The Chief Marketing Officers Conference in Rosebank, Johannesburg from the 11-12 September was a great success. Top speakers addressed a variety of topics and one particularly interesting presentation was Melanie Botha on the evolving role of the CMO.
Melanie recommended a recent article by David Court and published in McKinsey Quarterly on the same subject and we’d like to share an excerpt with you today…
Many chief marketers still have narrowly defined roles that emphasize advertising, brand management, and market research. They will have to spread their wings. Few senior-executive positions will be subject to as much change over the next few years as that of the chief marketing officer. Many CEOs and boards may think that their senior marketers’ hands are already full managing the rise of new media, the growing number of sales and service touch points, and the fragmentation of customer segments.
But as the forces of marketing proliferation gather strength, what’s actually required is a broadening of the CMO’s role. This expansion will encompass both a redefinition of the way the marketing function performs its critical tasks and the CMO’s assumption of a larger role as the “voice of the customer” across the company as it responds to significant changes in the marketplace.
Critical contributors to the broadening mission of marketers include the Internet and evolving distribution models, which are profoundly changing the way consumers research and buy products. In addition, third parties such as bloggers and the creators of user-generated media are having a greater influence on corporate reputations. Finally, marketers must help companies find and meet the unique needs of an ever more diverse and global customer base. Taken together, these forces are making companies transform not just the marketing function but also everything from corporate affairs and product development to distribution and manufacturing models.
Because changing customer needs and behavior underlie many of these shifts, CMOs are a natural choice to spearhead the response. Yet many of them find themselves limited by narrowly defined roles. Meanwhile, CEOs and board members, who have been pushing CMOs hard for growth and for more effective marketing efforts, are frustrated by the difficulty of finding chief marketers with the full range of necessary skills. Turnover rates for CMOs are therefore high relative to those of their C-level peers, and CMOs are in short supply. (Just ask any executive recruiter about the number of difficult CMO searches he or she has under way.)

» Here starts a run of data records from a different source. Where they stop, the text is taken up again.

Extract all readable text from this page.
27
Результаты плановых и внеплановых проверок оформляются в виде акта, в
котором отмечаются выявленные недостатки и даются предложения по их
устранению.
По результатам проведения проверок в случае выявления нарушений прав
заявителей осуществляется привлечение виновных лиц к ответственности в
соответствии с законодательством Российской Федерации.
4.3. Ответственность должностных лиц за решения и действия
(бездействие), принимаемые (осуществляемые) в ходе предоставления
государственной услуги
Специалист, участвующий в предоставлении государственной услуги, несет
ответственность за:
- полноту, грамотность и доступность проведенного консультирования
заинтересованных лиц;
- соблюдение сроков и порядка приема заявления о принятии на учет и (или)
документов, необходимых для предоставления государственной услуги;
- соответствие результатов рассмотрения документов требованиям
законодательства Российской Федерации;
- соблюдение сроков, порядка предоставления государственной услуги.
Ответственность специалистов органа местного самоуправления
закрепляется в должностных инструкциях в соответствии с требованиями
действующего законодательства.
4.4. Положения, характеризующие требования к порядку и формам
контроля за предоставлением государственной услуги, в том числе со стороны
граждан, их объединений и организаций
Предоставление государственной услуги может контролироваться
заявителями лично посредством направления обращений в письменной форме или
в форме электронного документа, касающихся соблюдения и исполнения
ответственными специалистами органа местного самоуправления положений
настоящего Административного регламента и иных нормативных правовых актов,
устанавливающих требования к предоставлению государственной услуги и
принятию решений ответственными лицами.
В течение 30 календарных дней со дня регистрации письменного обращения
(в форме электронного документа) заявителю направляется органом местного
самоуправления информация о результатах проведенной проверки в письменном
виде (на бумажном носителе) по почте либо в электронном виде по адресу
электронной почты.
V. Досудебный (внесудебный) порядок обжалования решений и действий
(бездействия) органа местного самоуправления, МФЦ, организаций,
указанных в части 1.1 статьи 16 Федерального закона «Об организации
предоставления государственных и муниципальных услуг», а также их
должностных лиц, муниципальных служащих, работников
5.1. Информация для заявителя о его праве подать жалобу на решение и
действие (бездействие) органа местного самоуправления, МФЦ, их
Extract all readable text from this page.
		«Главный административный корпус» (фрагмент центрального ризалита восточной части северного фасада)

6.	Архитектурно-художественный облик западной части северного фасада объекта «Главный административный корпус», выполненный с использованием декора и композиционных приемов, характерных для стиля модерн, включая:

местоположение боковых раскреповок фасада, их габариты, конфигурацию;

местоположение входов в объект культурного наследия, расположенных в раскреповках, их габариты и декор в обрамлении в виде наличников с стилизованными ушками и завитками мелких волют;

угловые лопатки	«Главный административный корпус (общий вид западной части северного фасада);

To succeed in this new environment, companies must do two things. First, they need to clarify the broadened role of marketing in general and the CMO in particular. The accelerating pace of change is creating a wide range of potential new priorities for chief marketers—leading change efforts across the whole corporation, playing a more active role in shaping the company’s public profile, helping to manage complexity, and building new capabilities within (and even outside of) the marketing department. Second, as the roles of marketing and the chief marketer expand, it will become critical for CEOs to ensure that they have the right person as CMO, to understand fully how customers are changing, and to become more involved in developing new marketing capabilities across the company.